We choose here some quotes that show an understanding of children and the futility of disciplining them when we know that the environment they live in, contradicts our teaching.

Quarrelling is children’s nature! One way it is their right! If they don’t quarrel, who will do it? How can we stop them on the name of “discipline” or another?

Children do not know about “love” “dedication” “patriotism”. Children do sing, play, quarrel, mischief, fight, tease....

Children may quarrel, misbehave, but if there is right education, they never forget their duties.

At present I can not teach any moral to my children. They have to analyse the nature of anger, the situation, the psychology behind anger and correct themselves.

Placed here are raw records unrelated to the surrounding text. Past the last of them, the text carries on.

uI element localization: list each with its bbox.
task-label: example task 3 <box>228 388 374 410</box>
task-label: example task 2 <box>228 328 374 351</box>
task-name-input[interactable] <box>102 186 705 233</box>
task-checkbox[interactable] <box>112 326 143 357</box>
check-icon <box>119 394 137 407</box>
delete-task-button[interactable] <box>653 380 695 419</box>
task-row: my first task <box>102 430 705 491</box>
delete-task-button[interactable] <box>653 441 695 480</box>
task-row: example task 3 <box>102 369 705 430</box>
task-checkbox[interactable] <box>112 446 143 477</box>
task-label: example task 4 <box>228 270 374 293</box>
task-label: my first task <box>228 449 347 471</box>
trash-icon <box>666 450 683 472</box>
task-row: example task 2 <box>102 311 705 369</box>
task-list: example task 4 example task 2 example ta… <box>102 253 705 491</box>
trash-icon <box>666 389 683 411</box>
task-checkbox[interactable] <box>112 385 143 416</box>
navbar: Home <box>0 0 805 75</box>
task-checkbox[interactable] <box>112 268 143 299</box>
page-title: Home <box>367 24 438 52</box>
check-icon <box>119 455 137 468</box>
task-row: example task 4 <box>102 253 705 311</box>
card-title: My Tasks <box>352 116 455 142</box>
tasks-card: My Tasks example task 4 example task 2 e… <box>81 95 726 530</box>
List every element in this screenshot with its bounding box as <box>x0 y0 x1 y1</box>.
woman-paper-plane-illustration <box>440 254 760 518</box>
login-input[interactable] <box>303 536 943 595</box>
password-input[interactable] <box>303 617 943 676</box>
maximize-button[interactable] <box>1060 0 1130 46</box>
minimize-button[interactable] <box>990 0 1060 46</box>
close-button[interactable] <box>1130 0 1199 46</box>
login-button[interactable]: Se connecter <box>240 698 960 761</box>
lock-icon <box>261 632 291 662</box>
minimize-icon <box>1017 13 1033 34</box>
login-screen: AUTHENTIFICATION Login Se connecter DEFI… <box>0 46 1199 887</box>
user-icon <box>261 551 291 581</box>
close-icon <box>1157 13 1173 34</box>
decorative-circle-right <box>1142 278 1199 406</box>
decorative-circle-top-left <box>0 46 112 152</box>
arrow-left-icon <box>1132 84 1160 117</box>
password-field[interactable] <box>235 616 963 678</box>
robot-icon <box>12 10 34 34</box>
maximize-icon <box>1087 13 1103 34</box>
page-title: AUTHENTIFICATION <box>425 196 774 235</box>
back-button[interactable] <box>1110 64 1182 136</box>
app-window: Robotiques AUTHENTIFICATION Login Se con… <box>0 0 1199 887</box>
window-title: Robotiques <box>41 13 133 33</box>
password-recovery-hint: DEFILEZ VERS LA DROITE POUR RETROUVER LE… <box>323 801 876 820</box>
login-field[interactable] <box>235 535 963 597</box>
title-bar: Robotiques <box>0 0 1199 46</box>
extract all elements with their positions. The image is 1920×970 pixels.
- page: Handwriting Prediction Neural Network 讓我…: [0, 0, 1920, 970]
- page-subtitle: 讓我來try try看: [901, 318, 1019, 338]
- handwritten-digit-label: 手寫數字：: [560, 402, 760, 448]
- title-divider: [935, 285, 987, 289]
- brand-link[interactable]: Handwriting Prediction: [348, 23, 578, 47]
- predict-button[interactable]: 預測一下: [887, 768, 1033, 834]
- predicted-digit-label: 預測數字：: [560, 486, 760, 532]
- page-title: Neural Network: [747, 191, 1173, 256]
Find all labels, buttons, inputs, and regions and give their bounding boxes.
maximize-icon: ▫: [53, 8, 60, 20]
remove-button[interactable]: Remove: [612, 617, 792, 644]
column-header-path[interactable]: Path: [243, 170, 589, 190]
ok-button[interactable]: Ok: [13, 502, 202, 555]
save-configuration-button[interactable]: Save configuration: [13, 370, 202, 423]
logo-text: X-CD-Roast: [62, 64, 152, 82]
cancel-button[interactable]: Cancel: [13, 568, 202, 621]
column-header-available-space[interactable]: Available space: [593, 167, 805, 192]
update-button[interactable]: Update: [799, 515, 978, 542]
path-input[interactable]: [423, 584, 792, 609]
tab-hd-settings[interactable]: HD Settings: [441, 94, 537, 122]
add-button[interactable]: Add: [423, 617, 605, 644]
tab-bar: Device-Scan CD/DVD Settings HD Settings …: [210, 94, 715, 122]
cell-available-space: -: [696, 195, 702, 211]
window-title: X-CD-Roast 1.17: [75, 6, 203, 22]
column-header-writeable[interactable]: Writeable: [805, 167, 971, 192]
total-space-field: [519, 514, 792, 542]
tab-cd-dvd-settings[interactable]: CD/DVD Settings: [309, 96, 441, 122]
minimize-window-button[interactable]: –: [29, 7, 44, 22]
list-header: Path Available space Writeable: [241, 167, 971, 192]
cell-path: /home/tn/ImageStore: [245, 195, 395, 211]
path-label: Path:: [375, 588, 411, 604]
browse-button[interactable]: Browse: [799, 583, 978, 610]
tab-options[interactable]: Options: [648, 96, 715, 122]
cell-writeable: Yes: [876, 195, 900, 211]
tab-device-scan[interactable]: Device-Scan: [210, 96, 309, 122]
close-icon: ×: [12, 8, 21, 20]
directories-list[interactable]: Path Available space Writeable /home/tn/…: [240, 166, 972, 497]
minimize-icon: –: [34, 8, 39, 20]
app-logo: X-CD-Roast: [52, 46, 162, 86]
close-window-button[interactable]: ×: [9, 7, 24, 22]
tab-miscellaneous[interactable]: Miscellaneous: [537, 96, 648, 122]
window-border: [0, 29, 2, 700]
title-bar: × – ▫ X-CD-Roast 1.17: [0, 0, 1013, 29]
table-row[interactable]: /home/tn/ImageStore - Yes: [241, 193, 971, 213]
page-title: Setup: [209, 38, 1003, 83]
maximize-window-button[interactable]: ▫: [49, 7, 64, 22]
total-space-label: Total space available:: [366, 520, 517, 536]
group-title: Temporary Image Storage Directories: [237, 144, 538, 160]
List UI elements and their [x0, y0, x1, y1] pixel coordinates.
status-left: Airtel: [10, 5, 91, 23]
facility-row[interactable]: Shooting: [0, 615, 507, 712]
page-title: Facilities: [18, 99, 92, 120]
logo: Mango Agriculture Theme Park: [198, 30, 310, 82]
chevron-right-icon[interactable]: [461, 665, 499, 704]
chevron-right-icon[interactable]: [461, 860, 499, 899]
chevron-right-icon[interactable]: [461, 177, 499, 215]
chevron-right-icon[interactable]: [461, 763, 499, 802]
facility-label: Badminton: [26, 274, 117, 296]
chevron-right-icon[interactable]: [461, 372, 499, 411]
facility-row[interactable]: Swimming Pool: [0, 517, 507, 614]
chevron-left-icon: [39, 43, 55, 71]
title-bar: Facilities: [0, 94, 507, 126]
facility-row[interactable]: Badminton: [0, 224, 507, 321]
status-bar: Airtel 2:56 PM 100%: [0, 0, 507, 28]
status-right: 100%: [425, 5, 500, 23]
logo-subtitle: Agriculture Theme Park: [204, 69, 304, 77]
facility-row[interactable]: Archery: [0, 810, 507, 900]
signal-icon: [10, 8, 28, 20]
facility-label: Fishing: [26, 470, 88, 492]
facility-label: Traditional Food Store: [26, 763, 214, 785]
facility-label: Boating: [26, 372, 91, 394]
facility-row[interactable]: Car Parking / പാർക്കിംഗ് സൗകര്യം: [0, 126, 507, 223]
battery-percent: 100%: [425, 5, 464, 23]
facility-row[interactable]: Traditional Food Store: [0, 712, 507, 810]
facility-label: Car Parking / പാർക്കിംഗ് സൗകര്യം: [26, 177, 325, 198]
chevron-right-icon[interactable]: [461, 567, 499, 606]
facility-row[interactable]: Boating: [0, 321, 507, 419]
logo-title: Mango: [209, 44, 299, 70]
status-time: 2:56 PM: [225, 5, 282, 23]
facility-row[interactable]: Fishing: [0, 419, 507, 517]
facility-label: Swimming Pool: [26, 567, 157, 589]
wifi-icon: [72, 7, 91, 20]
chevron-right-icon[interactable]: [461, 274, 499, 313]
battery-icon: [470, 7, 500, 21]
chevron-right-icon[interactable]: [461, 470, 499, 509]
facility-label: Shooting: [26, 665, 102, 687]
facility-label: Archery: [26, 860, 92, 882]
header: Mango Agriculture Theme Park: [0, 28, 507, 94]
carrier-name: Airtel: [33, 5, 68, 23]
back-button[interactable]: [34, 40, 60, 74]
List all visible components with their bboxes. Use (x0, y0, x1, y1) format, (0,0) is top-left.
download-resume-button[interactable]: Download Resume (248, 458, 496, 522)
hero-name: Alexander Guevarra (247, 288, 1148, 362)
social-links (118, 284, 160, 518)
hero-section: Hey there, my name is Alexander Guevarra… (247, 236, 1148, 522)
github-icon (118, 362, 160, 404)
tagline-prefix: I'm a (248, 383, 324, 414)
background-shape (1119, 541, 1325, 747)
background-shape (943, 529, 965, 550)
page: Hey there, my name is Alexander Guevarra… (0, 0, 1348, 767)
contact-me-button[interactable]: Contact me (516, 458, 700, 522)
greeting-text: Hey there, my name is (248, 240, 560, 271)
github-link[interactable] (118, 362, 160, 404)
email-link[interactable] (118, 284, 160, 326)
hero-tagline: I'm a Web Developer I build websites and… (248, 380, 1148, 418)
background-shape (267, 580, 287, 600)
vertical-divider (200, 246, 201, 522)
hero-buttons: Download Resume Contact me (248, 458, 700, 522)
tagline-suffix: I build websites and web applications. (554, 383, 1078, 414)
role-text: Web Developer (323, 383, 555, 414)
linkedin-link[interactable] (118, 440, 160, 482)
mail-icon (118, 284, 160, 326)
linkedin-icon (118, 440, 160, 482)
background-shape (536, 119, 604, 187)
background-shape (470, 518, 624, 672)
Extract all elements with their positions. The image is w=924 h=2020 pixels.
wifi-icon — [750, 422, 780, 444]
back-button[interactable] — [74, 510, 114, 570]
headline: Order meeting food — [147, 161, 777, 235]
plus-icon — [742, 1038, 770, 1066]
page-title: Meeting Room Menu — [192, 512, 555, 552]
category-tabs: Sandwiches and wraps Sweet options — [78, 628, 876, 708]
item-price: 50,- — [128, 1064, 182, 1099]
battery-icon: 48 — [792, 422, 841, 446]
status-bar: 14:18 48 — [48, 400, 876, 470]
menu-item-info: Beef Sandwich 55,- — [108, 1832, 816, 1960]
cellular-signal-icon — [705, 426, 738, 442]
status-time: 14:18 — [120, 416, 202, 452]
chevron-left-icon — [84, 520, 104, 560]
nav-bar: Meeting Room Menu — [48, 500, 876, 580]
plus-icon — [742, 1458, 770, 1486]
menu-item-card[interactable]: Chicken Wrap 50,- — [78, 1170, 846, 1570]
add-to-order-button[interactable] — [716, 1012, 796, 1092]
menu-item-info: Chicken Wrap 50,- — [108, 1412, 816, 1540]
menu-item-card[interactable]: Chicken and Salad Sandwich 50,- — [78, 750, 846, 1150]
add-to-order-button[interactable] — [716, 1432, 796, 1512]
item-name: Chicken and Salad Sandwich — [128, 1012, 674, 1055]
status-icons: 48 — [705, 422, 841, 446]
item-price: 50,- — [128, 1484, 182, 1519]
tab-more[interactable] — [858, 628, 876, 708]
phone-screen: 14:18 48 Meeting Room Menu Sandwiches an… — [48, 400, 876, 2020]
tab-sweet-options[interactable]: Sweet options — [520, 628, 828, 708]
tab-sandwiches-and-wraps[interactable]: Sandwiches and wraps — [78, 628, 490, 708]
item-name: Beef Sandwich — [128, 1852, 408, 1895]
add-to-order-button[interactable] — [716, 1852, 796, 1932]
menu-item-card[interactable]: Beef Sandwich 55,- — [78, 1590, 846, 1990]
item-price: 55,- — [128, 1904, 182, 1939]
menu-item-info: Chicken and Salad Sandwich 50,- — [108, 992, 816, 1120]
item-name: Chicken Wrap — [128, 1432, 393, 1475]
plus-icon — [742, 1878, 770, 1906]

Parents demand teachers to teach discipline to their children... May be, in their context discipline means: not to speak against the elders, respect elders, not to speak obscenities, lies etc. But, if we see the reality, the parents themselves drink, abuse with obscenities, beat their wives, never care about neatness at their homes and around their homes. I know, many parents who send their children to bring cigarettes, liquor bottles ....I know many fathers who tell lies on various occasions, when the children are observing.... But, these parents expect the school to teach discipline to their children -- like not to tell lies, not to smoke, to have good conduct etc., etc. And moreover they demand to teach discipline through punishments and keeping them in fear!!

Examining Ourselves

In schools which ‘control’ children, they will soon learn to pretend – pretend to be obedient, pretend to be well behaved, pretend to be rule loving. All hell breaks loose behind our backs. No unsupervised group of children can be silently working; no school fails to celebrate the last bell; no child hates holidays; adequate proof that something is wrong about the ‘control’ that we wield in the class. But if we dismantle control; ‘open classrooms’ is the answer!